To me, it’s everything. I know that I can’t compete at a high level both mentally and physically, if I’m not physically fit, or if I’m not eating right, and so I make sure every day that, I’m eating good foods and going to the gym. People don’t really consider golf a sport, but it’s hard!
If you could change two or three things about golf culture what would they be?
I think making it more exciting in any way possible. I love when you see players interacting with the fans and trying to, you know, get them to cheer them on. I think that’s great because football, hockey, baseball; they all have fans that are cheering, they’re excited to be there. With golf they just stand there and they clap when they’re supposed to clap, and I feel like if they had more fan interaction, then people would be more excited and actually go out to tournaments.

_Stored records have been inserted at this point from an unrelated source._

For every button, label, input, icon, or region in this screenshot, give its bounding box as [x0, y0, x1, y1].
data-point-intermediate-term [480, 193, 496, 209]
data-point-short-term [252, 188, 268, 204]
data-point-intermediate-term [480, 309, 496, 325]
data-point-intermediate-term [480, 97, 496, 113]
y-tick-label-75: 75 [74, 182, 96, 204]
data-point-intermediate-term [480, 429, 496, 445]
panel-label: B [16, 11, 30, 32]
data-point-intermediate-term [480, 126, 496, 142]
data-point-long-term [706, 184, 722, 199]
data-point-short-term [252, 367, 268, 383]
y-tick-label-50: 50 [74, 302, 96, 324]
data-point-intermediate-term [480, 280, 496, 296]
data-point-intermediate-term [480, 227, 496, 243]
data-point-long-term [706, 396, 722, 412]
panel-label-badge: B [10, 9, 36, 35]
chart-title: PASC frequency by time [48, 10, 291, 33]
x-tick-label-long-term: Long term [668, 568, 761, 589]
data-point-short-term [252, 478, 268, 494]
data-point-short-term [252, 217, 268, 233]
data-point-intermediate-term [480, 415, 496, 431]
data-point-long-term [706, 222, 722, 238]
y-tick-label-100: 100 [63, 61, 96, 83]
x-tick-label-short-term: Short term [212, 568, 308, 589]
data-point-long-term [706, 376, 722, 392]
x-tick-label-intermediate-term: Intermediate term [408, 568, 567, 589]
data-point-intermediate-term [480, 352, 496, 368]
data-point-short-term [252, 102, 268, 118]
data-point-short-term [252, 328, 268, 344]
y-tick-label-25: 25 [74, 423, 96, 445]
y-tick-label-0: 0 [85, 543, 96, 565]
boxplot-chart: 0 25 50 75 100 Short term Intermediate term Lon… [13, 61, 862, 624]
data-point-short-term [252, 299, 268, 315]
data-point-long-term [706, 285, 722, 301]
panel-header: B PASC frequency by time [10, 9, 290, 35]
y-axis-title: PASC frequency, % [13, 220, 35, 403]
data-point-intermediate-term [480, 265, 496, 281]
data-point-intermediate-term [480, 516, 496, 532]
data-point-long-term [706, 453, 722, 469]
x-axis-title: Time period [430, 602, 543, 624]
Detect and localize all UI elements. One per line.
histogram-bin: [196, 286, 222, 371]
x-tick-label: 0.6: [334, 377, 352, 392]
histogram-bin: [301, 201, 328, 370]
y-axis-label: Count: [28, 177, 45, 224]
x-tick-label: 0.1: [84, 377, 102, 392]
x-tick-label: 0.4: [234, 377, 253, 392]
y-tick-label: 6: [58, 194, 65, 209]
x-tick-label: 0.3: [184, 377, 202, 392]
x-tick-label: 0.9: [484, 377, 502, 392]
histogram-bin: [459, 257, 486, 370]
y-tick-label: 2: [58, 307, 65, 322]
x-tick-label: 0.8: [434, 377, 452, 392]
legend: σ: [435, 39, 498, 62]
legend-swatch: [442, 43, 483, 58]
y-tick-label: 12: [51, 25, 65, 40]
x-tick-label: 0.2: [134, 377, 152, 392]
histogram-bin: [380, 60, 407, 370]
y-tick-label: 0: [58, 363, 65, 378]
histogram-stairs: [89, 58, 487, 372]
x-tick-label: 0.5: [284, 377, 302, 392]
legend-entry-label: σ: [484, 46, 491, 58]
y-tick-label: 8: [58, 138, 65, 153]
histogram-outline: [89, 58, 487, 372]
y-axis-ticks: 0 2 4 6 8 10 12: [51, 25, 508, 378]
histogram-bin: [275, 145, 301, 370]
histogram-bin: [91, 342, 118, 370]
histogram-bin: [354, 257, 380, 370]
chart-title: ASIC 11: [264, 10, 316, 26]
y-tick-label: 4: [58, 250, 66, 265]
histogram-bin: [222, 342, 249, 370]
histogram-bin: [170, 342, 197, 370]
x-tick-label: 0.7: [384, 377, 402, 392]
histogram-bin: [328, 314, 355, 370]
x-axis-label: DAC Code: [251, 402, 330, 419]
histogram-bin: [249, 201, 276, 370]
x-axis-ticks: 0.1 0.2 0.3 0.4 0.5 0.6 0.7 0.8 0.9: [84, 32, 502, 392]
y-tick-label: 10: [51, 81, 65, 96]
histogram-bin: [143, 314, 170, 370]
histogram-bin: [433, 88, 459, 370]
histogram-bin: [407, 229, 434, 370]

So, really, just fan interaction?
Yeah, I think that would make a big difference. When I was still a gymnast, Juli Inkster threw me a golf ball at a golf tournament and I will never forget that moment.
You recently teamed up with Callaway. Are these sort of signings the fuel that you need to achieve more success in the game?
I’ve always loved Callaway. They’re a great company, so to be with them and sign with them, is a huge honor. I want to do my best to be a good representation of what they want as a Callaway player and so I want to keep working hard so that I can get out on tour and hopefully represent them a little bit more.
“Golf was kind of a Plan B, you could say. I was a competitive gymnast. I started that when I was 6 and did it until I was 12. I really wanted to go to the Olympics and I was training seven hours a day, six days a week.”
Aside from golf, and aside from health and fitness, could you tell us something about Paige that we don’t already know?
I love comic books. Everyone’s usually pretty surprised to hear that, but I love going to comic book stores, and all my friends are pretty into it, so it’s something we all do together.
So it would be fair to say
you’re a bit of a nerd?
I am the nerdiest, dorkiest person ever. People never really expect it, but that’s what I love.
Instagram and social media fame has had a big effect on your life. What does Instagram mean to you?
Instagram mean to you? It’s funny how this whole thing started. I didn’t really have any social media until senior year. I just wanted to document my senior year as a way to share with people and now I’m still sharing with people, it’s just with a larger audience. I think that’s kind of cool, that I can document my journey now, making it on tour with all these people. So it’s been crazy but it’s been great.
So you touched on your dad kind of being your inspiration and why you got handed a golf club, but can you talk about how important your friends and family are to both your life and also your career?
My family is everything. They have sacrificed so much for me so I work as hard as I can every single day so I can hopefully give back to them everything that they have given to me. And I know I wouldn’t be the person that I am today without my mom and my dad and my older sister, they’re all incredible people. And my friends, too. I need a really strong support system and my friends have been there for me and they have been great and I don’t know if I could have gone through any of this without them.